Now, looking at the code, I do not actually rename the file before compressing. I open the original file for reading, open the new file (with the .1.gz
extension added on) to the new file, and the compress to it. But I also need to deal with the header, and I think the problem is that I told the header the original name was <name>.1.gz
, which is wrong. This is indicated on Mac, but I never noticed, as behavior was unaffected.
I'll look at this.
It was the header, note below:
$ file ~/.duplicacy-util/log/quicken.log*
/Users/jeff/.duplicacy-util/log/quicken.log: ASCII text
/Users/jeff/.duplicacy-util/log/quicken.log.1.gz: gzip compressed data, was "/Users/jeff/.duplicacy-util/log/quicken.log", original size 37352
/Users/jeff/.duplicacy-util/log/quicken.log.2.gz: gzip compressed data, was "/Users/jeff/.duplicacy-util/log/quicken.log.1.gz", original size 5818
/Users/jeff/.duplicacy-util/log/quicken.log.3.gz: gzip compressed data, was "/Users/jeff/.duplicacy-util/log/quicken.log.1.gz", original size 39172
/Users/jeff/.duplicacy-util/log/quicken.log.4.gz: gzip compressed data, was "/Users/jeff/.duplicacy-util/log/quicken.log.1.gz", original size 37875
$
If you note file /Users/jeff/.duplicacy-util/log/quicken.log.1.gz
, you'll see that the original name was quicken.log
, and not quicken.log.1.gz
.
This should be transparent on my platforms, and strictly speaking, the original name was not already compressed.

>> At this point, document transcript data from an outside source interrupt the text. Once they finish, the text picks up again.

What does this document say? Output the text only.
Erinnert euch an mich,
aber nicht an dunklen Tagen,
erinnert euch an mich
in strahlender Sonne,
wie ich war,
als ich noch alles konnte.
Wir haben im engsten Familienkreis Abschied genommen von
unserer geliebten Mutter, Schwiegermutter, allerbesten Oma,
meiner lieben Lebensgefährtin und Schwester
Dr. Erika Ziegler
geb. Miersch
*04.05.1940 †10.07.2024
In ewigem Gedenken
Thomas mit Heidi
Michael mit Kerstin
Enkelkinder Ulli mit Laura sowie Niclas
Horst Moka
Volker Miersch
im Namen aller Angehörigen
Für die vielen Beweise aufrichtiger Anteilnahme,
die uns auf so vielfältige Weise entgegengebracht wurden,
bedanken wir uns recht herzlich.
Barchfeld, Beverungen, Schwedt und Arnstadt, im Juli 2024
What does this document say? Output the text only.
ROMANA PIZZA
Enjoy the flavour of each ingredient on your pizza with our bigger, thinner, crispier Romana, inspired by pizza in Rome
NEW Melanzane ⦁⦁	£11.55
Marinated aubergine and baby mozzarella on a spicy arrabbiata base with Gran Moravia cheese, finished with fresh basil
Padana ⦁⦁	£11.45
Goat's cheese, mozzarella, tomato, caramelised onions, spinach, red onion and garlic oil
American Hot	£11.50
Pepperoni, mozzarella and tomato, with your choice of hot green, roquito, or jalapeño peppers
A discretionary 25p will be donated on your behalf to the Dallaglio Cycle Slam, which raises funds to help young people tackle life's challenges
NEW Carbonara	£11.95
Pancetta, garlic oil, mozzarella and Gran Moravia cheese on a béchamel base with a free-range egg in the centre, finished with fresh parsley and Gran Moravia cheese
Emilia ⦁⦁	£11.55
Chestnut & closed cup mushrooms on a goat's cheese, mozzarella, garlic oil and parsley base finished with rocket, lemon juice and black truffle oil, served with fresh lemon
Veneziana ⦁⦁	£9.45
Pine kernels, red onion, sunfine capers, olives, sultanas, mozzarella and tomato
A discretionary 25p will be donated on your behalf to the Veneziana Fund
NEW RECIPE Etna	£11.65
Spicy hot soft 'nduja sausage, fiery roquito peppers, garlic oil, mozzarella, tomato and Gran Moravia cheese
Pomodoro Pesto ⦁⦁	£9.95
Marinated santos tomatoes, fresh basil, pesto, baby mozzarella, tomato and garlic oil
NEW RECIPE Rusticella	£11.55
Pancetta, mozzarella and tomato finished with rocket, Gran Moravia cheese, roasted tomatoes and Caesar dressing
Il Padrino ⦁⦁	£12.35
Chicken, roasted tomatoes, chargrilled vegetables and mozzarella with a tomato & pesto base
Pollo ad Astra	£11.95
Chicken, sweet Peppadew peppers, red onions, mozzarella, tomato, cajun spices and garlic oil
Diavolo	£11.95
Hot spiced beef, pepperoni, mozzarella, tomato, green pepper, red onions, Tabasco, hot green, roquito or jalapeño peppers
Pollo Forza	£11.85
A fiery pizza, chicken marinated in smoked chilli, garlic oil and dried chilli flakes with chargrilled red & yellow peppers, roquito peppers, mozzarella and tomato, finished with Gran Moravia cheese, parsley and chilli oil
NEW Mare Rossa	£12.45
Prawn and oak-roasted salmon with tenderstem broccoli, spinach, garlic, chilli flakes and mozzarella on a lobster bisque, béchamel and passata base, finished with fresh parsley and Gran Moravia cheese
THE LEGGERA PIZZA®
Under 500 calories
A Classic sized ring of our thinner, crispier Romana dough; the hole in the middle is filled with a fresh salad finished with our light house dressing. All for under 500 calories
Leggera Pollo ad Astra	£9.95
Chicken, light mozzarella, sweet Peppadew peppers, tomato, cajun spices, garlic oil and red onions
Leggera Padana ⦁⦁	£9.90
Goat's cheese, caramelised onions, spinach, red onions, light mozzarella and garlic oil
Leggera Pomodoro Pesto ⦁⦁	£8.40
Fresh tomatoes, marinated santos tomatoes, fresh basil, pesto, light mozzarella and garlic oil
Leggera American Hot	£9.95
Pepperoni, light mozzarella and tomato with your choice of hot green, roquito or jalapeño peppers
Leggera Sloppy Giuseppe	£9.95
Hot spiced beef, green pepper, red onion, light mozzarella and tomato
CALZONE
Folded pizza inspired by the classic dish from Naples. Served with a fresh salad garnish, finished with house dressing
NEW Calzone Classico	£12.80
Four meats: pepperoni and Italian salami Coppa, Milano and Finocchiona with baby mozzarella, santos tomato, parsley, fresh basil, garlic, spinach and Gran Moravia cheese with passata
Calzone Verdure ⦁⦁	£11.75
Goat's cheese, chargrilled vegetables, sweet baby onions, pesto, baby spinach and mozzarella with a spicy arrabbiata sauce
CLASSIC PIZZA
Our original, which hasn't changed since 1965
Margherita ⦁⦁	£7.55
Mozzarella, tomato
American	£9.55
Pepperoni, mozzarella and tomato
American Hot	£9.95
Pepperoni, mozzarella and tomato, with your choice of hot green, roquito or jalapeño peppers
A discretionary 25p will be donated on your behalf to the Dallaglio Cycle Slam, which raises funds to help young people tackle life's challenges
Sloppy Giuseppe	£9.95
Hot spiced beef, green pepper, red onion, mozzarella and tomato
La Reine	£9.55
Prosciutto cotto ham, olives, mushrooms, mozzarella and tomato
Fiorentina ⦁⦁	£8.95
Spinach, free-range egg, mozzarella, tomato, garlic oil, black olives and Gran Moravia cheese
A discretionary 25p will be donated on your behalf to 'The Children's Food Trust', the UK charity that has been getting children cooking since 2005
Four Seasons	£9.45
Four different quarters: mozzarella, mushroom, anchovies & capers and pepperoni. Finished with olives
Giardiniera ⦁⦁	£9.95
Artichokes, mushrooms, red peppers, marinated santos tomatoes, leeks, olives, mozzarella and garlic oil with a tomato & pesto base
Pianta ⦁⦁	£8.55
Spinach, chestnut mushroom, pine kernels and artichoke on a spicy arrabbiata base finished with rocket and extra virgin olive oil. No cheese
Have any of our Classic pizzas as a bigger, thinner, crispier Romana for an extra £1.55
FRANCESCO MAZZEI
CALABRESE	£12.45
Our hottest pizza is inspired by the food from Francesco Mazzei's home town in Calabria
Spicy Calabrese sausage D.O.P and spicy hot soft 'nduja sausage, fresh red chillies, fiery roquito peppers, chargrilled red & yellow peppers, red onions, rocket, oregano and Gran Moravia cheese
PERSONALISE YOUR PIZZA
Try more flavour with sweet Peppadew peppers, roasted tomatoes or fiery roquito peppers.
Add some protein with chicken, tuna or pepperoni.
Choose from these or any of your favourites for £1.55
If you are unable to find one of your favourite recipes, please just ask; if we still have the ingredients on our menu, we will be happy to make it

So this fix is correct. I'l commit this to master shortly.
A small issue: seems like currently the log rotator first renames the existing
config_name.log
toconfig_name.log.1.gz
and then puts it into archive. I have 10 archived logsde_tools.log.1.gz, de_tools.log.2.gz, ..., de_tools.log.10.gz
. Inside every archive, there is always a file named 'de_tools.log.1.gz' which actually is not an archive but just a plaint text log file.